Where have I heard this story before? Oh, yeah. In this exact same district. Sands leaves the seat the exact same way he got the seat. Sit back for some history.
The Louisa-west Muscatine County based seat has frustrated Democrats for many cycles, much like Cedar County's House 73. So close to Johnson County, so reachable on paper, so difficult in practice. Democrats Frank Best in 2008 and Sara Sedlacek in 2012 both reached the upper 40s but fell short; both have taken their names off the list this time but Dems are likely to announce a name soon.
(Past party switches were an issue in the 1st CD and the Johnson County supervisor race; will they be an issue at the House 88 Republican convention? The fix seems to be pretty clearly in, but rumor mill says Delzell has some crossover history...)
House 88 first took on its approximate format in the 1991 map. Democrat Mark Shearer (who later served in the Senate) inherited it, but lost to Barry Brauns in 1992.
Democrats let the seat go in 1994, then recruited a Some Dude to challenge Brauns in 1996.
That would be me.#tbt 2: what's wrong with this picture? Columbus Jct fall 1996 attn @NateBoulton @fcbest pic.twitter.com/rSoaohBx87— John Deeth (@johndeeth) October 23, 2014
The district came up into Johnson County at the time, and I lived in Lone Tree. (It now goes south and covers rural Des Moines County instead). I pretty much had nothing but doorknocking - I was the 85th candidate recruited and must have been below #80 on the target list. Got stomped in the rurals, won a couple small towns and helped Bill Clinton and Tom Harkin carry Louisa County. Final score was 62-38%, which probably represents a bare minimum.

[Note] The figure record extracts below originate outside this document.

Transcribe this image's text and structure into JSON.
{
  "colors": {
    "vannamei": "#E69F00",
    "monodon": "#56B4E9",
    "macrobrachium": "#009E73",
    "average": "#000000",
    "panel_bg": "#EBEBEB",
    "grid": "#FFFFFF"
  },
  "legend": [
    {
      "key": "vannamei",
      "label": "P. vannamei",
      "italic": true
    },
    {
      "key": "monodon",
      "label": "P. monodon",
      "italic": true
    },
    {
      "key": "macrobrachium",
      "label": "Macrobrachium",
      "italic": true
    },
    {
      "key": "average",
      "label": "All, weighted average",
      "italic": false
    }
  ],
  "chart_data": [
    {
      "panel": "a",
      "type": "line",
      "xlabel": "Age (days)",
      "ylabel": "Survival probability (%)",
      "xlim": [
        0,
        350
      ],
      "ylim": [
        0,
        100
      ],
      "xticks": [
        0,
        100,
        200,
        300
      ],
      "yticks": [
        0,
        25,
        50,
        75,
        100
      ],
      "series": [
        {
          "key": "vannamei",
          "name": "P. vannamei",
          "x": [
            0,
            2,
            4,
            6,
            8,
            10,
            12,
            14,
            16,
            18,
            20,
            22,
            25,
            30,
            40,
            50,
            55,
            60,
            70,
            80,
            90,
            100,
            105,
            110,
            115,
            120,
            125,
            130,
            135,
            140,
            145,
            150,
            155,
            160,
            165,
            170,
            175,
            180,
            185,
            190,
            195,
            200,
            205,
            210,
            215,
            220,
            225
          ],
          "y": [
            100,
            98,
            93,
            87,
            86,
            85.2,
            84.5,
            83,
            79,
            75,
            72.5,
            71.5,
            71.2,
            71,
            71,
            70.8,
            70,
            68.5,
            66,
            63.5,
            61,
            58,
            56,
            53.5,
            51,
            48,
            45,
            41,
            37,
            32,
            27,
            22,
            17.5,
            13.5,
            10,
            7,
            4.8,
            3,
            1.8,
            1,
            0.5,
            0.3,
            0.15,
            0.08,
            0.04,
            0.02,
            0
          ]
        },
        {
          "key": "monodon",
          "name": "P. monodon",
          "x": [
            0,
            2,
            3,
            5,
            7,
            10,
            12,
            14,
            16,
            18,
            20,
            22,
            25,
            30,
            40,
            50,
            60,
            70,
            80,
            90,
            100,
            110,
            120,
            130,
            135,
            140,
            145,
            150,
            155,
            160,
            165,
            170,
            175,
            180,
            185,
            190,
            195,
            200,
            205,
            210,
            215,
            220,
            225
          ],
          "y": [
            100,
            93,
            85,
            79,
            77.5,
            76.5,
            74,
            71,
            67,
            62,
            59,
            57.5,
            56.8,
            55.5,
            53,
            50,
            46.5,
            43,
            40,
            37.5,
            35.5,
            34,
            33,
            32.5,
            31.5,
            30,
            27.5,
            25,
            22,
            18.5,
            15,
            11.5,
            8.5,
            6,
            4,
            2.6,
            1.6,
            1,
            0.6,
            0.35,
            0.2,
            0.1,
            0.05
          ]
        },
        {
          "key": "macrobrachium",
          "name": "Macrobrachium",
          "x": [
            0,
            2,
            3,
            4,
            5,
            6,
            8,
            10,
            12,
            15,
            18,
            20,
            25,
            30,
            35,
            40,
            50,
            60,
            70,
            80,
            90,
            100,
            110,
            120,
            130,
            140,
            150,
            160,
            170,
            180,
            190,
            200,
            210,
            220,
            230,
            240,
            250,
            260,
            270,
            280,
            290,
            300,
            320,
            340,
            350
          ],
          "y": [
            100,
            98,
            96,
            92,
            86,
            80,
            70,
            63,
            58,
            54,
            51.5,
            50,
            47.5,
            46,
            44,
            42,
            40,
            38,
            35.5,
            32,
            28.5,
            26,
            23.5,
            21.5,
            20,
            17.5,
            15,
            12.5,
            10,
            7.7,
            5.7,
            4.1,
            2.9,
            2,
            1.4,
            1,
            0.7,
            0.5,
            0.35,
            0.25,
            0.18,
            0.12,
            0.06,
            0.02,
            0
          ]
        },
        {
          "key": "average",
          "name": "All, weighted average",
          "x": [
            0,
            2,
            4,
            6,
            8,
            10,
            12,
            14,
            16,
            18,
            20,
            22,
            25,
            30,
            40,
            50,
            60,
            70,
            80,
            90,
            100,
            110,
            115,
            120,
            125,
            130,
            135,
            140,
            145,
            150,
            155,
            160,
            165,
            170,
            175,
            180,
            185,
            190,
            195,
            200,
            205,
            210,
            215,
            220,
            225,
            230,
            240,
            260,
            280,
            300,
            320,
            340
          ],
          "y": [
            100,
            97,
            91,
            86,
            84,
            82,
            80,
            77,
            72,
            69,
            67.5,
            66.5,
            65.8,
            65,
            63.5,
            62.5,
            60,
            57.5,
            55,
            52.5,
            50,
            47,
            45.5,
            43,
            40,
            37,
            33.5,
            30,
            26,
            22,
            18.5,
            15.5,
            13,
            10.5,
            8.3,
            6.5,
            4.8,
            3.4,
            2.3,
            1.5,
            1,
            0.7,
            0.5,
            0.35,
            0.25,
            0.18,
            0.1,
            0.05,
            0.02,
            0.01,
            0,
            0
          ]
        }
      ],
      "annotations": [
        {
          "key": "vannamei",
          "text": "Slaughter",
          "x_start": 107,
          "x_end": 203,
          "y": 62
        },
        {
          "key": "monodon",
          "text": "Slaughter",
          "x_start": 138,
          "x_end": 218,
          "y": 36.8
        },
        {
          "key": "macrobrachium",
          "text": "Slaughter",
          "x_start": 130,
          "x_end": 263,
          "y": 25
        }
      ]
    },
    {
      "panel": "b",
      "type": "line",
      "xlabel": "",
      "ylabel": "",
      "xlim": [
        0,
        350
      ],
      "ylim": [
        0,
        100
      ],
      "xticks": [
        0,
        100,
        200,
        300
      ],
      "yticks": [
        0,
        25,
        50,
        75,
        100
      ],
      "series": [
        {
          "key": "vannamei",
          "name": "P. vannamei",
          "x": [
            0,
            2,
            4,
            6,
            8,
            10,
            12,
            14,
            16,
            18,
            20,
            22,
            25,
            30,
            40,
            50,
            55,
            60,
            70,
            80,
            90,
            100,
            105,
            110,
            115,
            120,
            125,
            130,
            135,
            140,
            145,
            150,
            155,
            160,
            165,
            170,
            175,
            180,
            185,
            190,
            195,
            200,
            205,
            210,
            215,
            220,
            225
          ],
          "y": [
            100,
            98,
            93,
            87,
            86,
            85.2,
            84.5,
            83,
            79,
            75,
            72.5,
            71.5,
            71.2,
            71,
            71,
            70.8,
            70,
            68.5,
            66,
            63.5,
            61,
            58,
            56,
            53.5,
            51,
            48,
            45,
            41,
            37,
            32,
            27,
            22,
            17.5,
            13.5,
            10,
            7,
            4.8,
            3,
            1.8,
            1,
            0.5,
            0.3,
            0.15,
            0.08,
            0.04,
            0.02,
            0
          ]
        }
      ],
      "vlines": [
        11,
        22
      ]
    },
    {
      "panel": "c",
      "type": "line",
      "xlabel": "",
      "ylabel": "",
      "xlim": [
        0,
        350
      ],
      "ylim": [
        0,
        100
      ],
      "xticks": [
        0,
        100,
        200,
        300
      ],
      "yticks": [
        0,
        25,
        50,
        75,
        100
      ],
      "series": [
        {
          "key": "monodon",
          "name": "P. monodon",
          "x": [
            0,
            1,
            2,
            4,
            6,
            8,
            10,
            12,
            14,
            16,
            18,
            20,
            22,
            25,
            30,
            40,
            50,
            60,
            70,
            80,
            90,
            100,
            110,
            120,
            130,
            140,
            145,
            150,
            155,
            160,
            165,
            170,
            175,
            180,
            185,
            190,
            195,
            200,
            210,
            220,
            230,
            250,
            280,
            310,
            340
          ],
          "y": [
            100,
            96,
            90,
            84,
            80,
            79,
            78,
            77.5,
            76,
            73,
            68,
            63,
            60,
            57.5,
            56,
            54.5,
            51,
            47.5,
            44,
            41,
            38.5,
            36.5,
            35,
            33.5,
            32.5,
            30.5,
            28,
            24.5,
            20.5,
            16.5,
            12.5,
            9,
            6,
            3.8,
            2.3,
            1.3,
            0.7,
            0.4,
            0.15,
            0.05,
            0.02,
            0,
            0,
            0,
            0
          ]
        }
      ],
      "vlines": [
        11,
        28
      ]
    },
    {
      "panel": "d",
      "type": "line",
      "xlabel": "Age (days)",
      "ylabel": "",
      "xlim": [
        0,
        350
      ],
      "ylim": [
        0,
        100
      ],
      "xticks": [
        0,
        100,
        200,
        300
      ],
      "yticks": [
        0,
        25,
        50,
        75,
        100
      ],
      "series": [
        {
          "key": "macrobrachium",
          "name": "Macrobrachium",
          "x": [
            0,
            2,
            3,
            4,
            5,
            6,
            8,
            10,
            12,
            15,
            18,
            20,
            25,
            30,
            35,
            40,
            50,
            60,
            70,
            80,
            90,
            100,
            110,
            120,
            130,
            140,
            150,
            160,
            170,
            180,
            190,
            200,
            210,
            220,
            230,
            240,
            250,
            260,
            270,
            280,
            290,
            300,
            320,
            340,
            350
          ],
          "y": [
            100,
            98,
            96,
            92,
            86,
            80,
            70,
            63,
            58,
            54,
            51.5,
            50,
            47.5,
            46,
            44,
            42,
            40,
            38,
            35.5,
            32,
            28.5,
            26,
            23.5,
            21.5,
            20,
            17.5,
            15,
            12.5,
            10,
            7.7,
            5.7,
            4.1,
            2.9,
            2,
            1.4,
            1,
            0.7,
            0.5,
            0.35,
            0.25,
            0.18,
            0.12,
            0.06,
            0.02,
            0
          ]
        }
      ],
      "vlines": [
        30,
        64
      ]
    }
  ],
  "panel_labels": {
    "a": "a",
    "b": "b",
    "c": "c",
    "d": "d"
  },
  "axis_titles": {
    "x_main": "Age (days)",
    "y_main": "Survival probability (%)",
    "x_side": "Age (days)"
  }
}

For the record I am NOT moving and running again. Not that anyone has asked.
The seat was a top target in 2000 when Sally Stutsman ran, but she lost to Brauns 55-45. Given her success in her county races and her two later runs in House 77 (where she's retiring and Amy Nielsen is the nominee) I'd say the 1990s configuration of that seat was unwinnable.
But a lot has changed, demographically more than geographically. The current House 88 is the top Hispanic seat in the state. West Liberty is Hispanic majority, Columbus Junction is close, and Nichols is also heavily Hispanic and Burmese. In the Year of Trump, this gives Democrats a great pickup opportunity.
In 2002 a couple of re-districting pair-ups shuffled this seat. Brauns was placed in a very un-even pairup with fellow Republican Jim Hahn: one precinct from the old rural Brauns seat, and the whole city of Muscatine which was the core of Hahn's. The rural district also lost the northern tier of Muscatine county, a key part of Brauns' base (as I learned the hard way), which went north to the Cedar County seat. That area got put back into the Louisa district in the 2011 map.
On the Senate side, long long long time GOP incumbent Richard Drake was paired up with a rookie Democrat, who had used right to lifer support to upset Jack Rife, one of the last pro-choice Republicans.
That rookie Democrat would be Tom Fiegen. And this pair up made things complicated. Dick Drake was MORE than ready to retire. But under redistricting law, if Drake had retired, there would be no election. Fiegen would simply hold the seat till 2004.
I'm certainly not an insider on Muscatine County GOP politics, but what happened next is pretty clear. Hahn was slated to get the Senate seat in 2004, which would open up the Muscatine city based House seat for Brauns.
Brauns filed for re-election in the rural Muscatine-Louisa based seat - listing a post office box in Nichols as his address. Then, immediately after the primary, Brauns all of a sudden decided NOT to run for re-election after all. And banker Tom Sands just so happened to be ready to run.
In 2004 the masterplan didn't play out perfectly. Hahn did move over to the Senate, defeating Fiegen again. (Fiegen's lifetime election record is now 1 win, 4 losses.) And Brauns, apparently unhappy with the Nichols post office, filed in the Muscatine city seat, from the same house he had "moved out of" before. But the comeback was thwarted by Democrat Nathan Reichert, who served three terms.
I could keep trying up the loose ends to this story, but it already took me enough tale-telling to get to the point. There are many, many tangents that ripple into many neighboring districts, and I'm just getting back to writing and not ready for a District Of The Day marathon.
Just one last story.
If you've ever been a candidate, you don't forget your best helpers. Columbus Junction is a tough town to doorknock. Lots and lots of hills and a really weird street pattern. One of my best 1996 doorknocking partners was a high school student from CJ, who's gone on to some great success as an attorney in Des Moines. You may have heard the name Nate Boulton this week. At least ONE of us was able to win an election, and I'm especially proud. Congrats, Senator.